Realizar um estudo científico requer tempo e esforço: é preciso aprofundar conhecimentos, realizar trabalhos de laboratório, preparar um relatório preciso e submetê-lo a revistas científicas que poderão solicitar novas revisões e experimentos. No entanto, a julgar pelas pesquisas publicadas, muitos cientistas conseguem realizar um estudo em intervalos de poucos dias, incluindo feriados e fins de semana. O estatístico americano John Ioannidis, da Universidade de Stanford (EUA), há muito se dedica a entender quem e como tem sucesso nessa empreitada. Para isso, revisou dezenas de milhões de artigos científicos publicados nos últimos 20 anos e, no final de novembro, ele e os colegas Thomas Collins e Jeroen Bas publicaram os resultados da investigação no site BiorXiv. Ioannidis e seus colegas excluíram da análise o campo da física, porque grandes experimentos científicos nos quais colaboram milhares de pesquisadores fazem história por direito próprio em termos de publicações. Quanto às restantes especializações, os três investigadores identificaram mais de três mil cientistas que foram definidos como “altamente produtivos”, ou seja, capazes de assinar um estudo científico a cada seis dias, em média.

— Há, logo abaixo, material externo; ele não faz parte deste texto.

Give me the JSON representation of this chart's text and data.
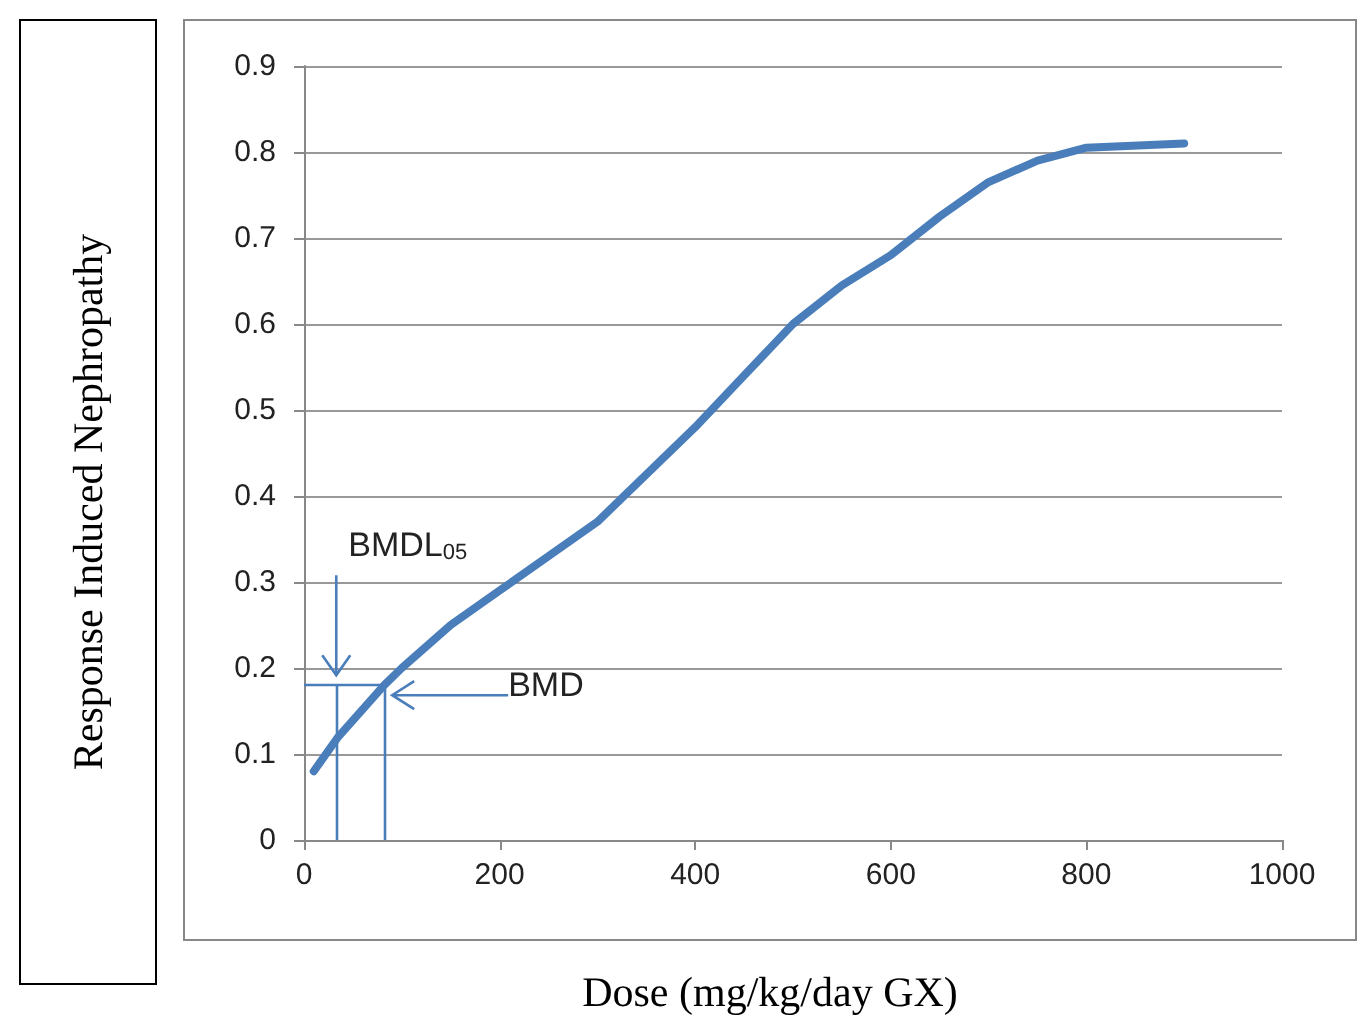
{
  "chart_data": {
    "type": "line",
    "xlabel": "Dose (mg/kg/day GX)",
    "ylabel": "Response Induced Nephropathy",
    "x": [
      10,
      35,
      82,
      100,
      150,
      200,
      300,
      400,
      450,
      500,
      550,
      600,
      650,
      700,
      750,
      800,
      900
    ],
    "series": [
      {
        "color": "#4a7ebb",
        "values": [
          0.08,
          0.12,
          0.18,
          0.2,
          0.25,
          0.29,
          0.37,
          0.48,
          0.54,
          0.6,
          0.645,
          0.68,
          0.725,
          0.765,
          0.79,
          0.805,
          0.81
        ]
      }
    ],
    "xlim": [
      0,
      1000
    ],
    "xticks": [
      0,
      200,
      400,
      600,
      800,
      1000
    ],
    "ylim": [
      0,
      0.9
    ],
    "yticks": [
      0,
      0.1,
      0.2,
      0.3,
      0.4,
      0.5,
      0.6,
      0.7,
      0.8,
      0.9
    ],
    "grid": "y",
    "marker": "none",
    "line_style": "solid",
    "ref_lines": [
      {
        "axis": "x",
        "value": 33,
        "label": "BMDL$_{05}$",
        "color": "#4a7ebb"
      },
      {
        "axis": "x",
        "value": 82,
        "label": "BMD",
        "color": "#4a7ebb"
      },
      {
        "axis": "y",
        "value": 0.18,
        "label": null,
        "color": "#4a7ebb"
      }
    ]
  }
}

Este fenómeno é preocupante porque a realização de investigação em tão pouco tempo é fisicamente impossível num laboratório normal com no máximo algumas dezenas de investigadores. Somente aqueles que trapaceiam podem ter sucesso. Ou seja, aqueles que inventam dados, copiam pesquisas de outras pessoas ou aprovam estudos para os quais não contribuíram. Essas abreviaturas são frequentemente usadas para esclarecer um currículo e obter prestígio acadêmico, cátedras e financiamento porque o número de publicações é erroneamente considerado uma medida da habilidade de um pesquisador. Assim, a análise de cientistas superprodutivos leva a uma estimativa indireta da escala da fraude científica, um fenómeno claramente crescente: entre 2016 e 2022, revela Ioannidis, o número de supercientistas com mais de setenta publicações por ano triplicou.
É alarmante constatar que a Itália está entre os melhores lugares do mundo: o número de cientistas prolíficos aumentou sete vezes nos últimos seis anos. Apenas a Tailândia, a Arábia Saudita, a Espanha e a Índia tiveram um desempenho melhor (ou seja, pior) do que o nosso.
Não é um bom sinal, mas também não é uma surpresa absoluta, porque os pesquisadores de alta produtividade aqui são nomes famosos e conhecidos. Pense no ministro da Saúde e radiologista Orazio Schillaci: embora em 2023 tenha liderado um ministério tão importante num período delicado, nas horas vagas conseguiu publicar mais de trinta estudos científicos (cerca de um a cada dez dias) com produtividade nunca alcançada. Mesmo quando se dedicava à pesquisa em tempo integral. Outro médico-chefe, Salvatore Cozzocrea, se saiu ainda melhor. Em 2023, ano em que assumiu a presidência dos reitores das universidades italianas, chegou a assinar um estudo científico por semana. Para confirmar as suspeitas de Ioannidis, as investigações deste jornal destacaram que é legítimo que existam muitas dúvidas sobre a validade dos estudos assinados por Schillaci e Cozzrea.
No entanto, os casos italianos provam que se um CV inflacionado é útil para fazer carreira, a relação pode ser invertida, e a actividade científica excessiva é por vezes uma consequência, e não a causa, do alcance de posições de topo. Do ponto de vista científico, é um fenômeno mais prejudicial. Aqueles que recorrem a meios ilegais para subir na hierarquia do poder podem encontrar rivais dispostos a provar que estão errados. Mas se aqueles que já chegaram ao topo estão trapaceando, será difícil encontrar alguém disposto a vencê-los arriscando-se. Assim, a má ciência cria raízes profundas.